1. Buddy

    Buddy Registered User

    Sep 11, 2011
    16
    Following my Dads recent death we have had to move my Mum into a care home. They both lived with us for 12 years and my Dad was her main carer. She does not understand that my Dad has died and asks for him a lot, we have resorted to telling her he is at work, which settles her. She has settled really well into the care home and they are brilliant with her, there is lots going on and she seems very happy. In the last few weeks she has suddenly started to fall asleep without any warning, it is then really difficult to rouse her, she has also started to store food in her mouth, chewing it for ages then wanting to spit it out or sometimes she heaves and is sick. We are not sure if this is a progression of her Alzheimer's or something else. I wondered if anyone had come across these behaviours also.
     
  2. WIFE

    WIFE Registered User

    May 23, 2014
    857
    WEST SUSSEX
    Sadly, Buddy - yes. My husband's swallow slowly became more compromised and he often "pouched" food and then when I least expected it - spat it out usually scoring a hit somewhere on me. He did it with medicines as well - especially liquid ones.
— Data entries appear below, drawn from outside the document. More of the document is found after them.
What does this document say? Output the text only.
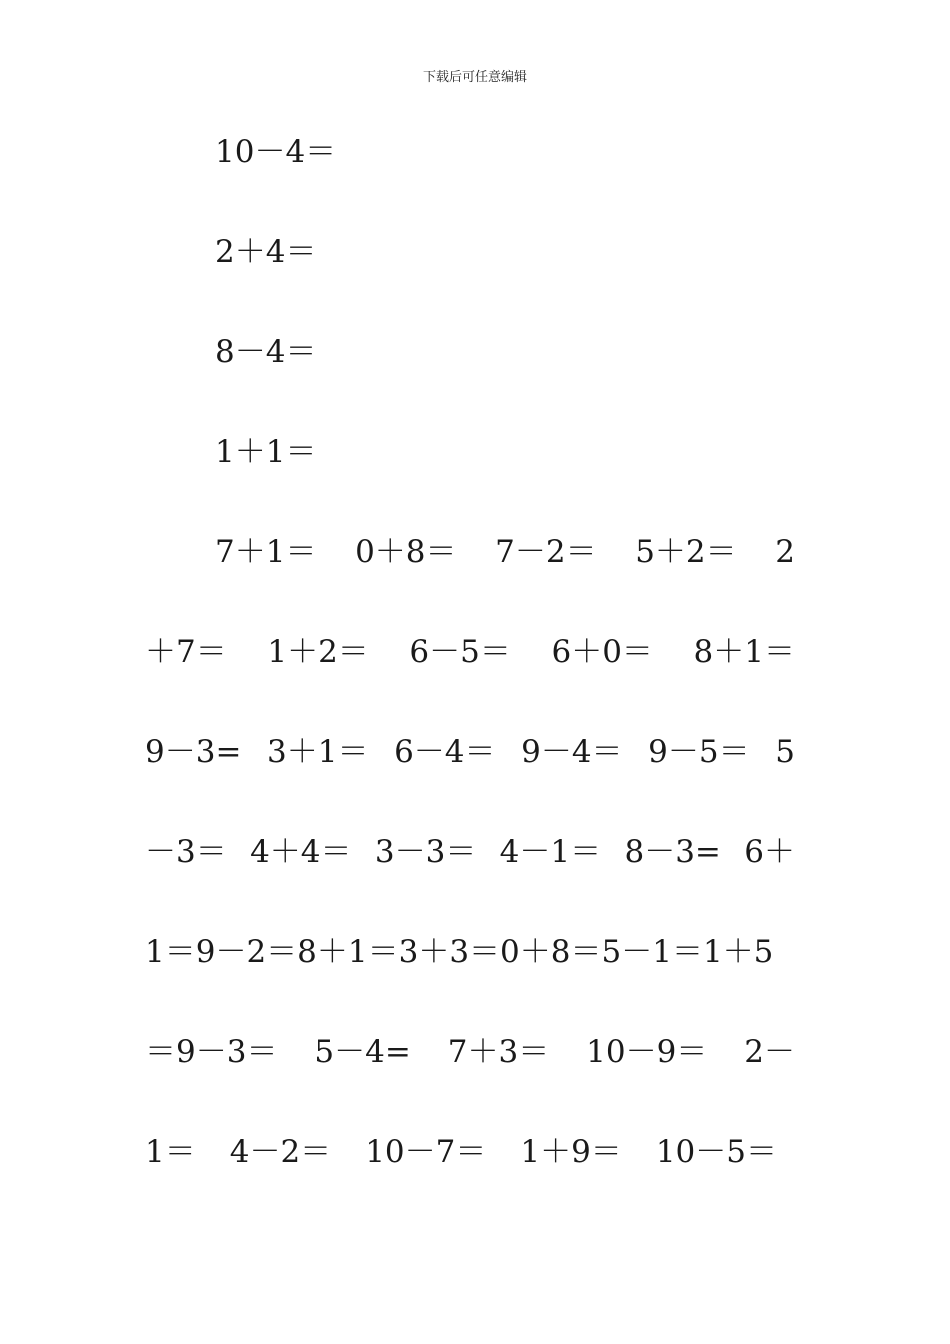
下载后可任意编辑
10－4＝
2＋4＝
8－4＝
1＋1＝
7＋1＝ 0＋8＝ 7－2＝ 5＋2＝ 2
＋7＝ 1＋2＝ 6－5＝ 6＋0＝ 8＋1＝
9－3= 3＋1＝ 6－4＝ 9－4＝ 9－5＝ 5
－3＝ 4＋4＝ 3－3＝ 4－1＝ 8－3= 6＋
1＝9－2＝8＋1＝3＋3＝0＋8＝5－1＝1＋5
＝9－3＝ 5－4= 7＋3＝ 10－9＝ 2－
1＝ 4－2＝ 10－7＝ 1＋9＝ 10－5＝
Eventually his diet changed to a softer and then finally liquidised one when we could get him to eat something. He too sometimes seemed to be sick but I suspect it was just food he was unable to swallow as the reflex became weaker so it came back up instead of going down. Regurgitation rather than vomiting . The sleepiness is also a progressive symptom of dementia - so do not be unduly worried if some days your Mum sleeps more than you feel is usual. Sad times for you and family - will be thinking of you all WIFE
     
  3. Buddy

    Buddy Registered User

    Sep 11, 2011
    16
    #3 Buddy, May 19, 2015
    Last edited: May 19, 2015
    thank you for your advice, we suspected it was down to her Alzheimer's, but it's so difficult because she has gone through a lot of change recently and we feel she is deteriorating faster now that my Dad is no longer constantly at her side as good as the care staff are it's impossible for them to give the support to the same level as he did and in some ways he often masked the degree of deterioration as he often spoke for her. It's so sad because I think she will now go downhill much faster, but she is happy and that's what matters.